Q: Should I use Redis or Memcached? Redis is more feature-rich (data structures, persistence, pub/sub). Memcached is simpler and slightly faster for pure key-value. Use Redis unless you have a specific reason not to.

Q: How do I prevent cache stampede? Use a locking mechanism (Redis SET NX EX) so only one process regenerates the cache. Alternatively, stagger TTLs or use probabilistic early expiration.

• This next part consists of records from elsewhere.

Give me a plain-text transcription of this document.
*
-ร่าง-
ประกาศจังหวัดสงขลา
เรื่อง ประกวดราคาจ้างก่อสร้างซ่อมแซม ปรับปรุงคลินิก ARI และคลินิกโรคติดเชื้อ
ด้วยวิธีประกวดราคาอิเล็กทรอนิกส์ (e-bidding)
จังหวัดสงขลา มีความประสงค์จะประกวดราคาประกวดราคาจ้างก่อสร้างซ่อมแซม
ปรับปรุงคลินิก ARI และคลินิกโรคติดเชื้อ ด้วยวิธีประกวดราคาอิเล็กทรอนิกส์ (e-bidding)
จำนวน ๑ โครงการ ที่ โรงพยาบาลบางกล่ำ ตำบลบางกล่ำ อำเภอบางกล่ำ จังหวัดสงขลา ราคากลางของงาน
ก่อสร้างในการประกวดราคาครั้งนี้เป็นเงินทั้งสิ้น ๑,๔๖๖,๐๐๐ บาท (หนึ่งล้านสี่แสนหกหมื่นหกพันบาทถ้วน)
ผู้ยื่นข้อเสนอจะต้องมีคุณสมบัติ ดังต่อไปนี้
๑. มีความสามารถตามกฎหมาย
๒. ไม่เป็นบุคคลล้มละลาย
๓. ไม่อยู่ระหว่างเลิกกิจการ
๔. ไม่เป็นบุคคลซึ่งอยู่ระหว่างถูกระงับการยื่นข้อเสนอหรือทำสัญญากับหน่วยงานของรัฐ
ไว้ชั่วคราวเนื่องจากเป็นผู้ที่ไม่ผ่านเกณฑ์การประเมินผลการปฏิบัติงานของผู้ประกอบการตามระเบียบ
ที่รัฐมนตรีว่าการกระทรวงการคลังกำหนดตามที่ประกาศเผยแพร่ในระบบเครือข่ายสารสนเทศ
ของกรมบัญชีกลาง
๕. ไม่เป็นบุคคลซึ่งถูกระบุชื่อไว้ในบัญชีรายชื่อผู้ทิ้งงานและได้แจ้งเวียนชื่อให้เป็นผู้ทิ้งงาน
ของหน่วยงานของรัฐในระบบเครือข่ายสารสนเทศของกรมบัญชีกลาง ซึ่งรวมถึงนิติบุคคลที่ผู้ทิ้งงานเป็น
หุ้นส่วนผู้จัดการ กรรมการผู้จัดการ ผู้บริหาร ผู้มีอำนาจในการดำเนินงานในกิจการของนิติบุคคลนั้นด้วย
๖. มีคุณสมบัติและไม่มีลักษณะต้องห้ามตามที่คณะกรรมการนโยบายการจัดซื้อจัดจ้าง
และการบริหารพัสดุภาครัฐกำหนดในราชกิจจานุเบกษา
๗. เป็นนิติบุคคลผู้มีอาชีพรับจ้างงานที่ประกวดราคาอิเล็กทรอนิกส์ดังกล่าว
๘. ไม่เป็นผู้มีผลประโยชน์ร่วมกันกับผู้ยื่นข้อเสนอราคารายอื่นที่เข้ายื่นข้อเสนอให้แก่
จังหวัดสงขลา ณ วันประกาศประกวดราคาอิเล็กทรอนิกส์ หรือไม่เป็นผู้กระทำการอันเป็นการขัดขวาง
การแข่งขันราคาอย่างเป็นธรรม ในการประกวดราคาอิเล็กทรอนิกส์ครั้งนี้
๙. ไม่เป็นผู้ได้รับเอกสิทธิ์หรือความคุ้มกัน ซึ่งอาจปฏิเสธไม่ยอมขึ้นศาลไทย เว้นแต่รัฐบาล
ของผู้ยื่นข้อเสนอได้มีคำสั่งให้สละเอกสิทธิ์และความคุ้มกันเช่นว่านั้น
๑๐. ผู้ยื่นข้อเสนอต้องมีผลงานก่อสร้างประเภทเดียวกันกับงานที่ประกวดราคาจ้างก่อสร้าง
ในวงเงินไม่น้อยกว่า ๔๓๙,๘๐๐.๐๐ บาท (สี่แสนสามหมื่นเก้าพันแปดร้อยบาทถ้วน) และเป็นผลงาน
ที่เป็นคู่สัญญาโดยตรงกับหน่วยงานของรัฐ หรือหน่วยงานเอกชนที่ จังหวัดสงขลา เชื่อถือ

Q: What is a good cache hit rate? Application cache: >85% is good, >95% is excellent. Database buffer pool: >99% is expected for OLTP.

Q: Should I cache writes (write-behind)? Only if you can tolerate brief data loss and have a retry mechanism. Write-through or cache-aside are safer for most applications.

Conclusion

Effective caching transforms application performance. By layering caches from browser to database, choosing appropriate invalidation strategies, and monitoring hit rates, you reduce latency and infrastructure cost while maintaining data consistency.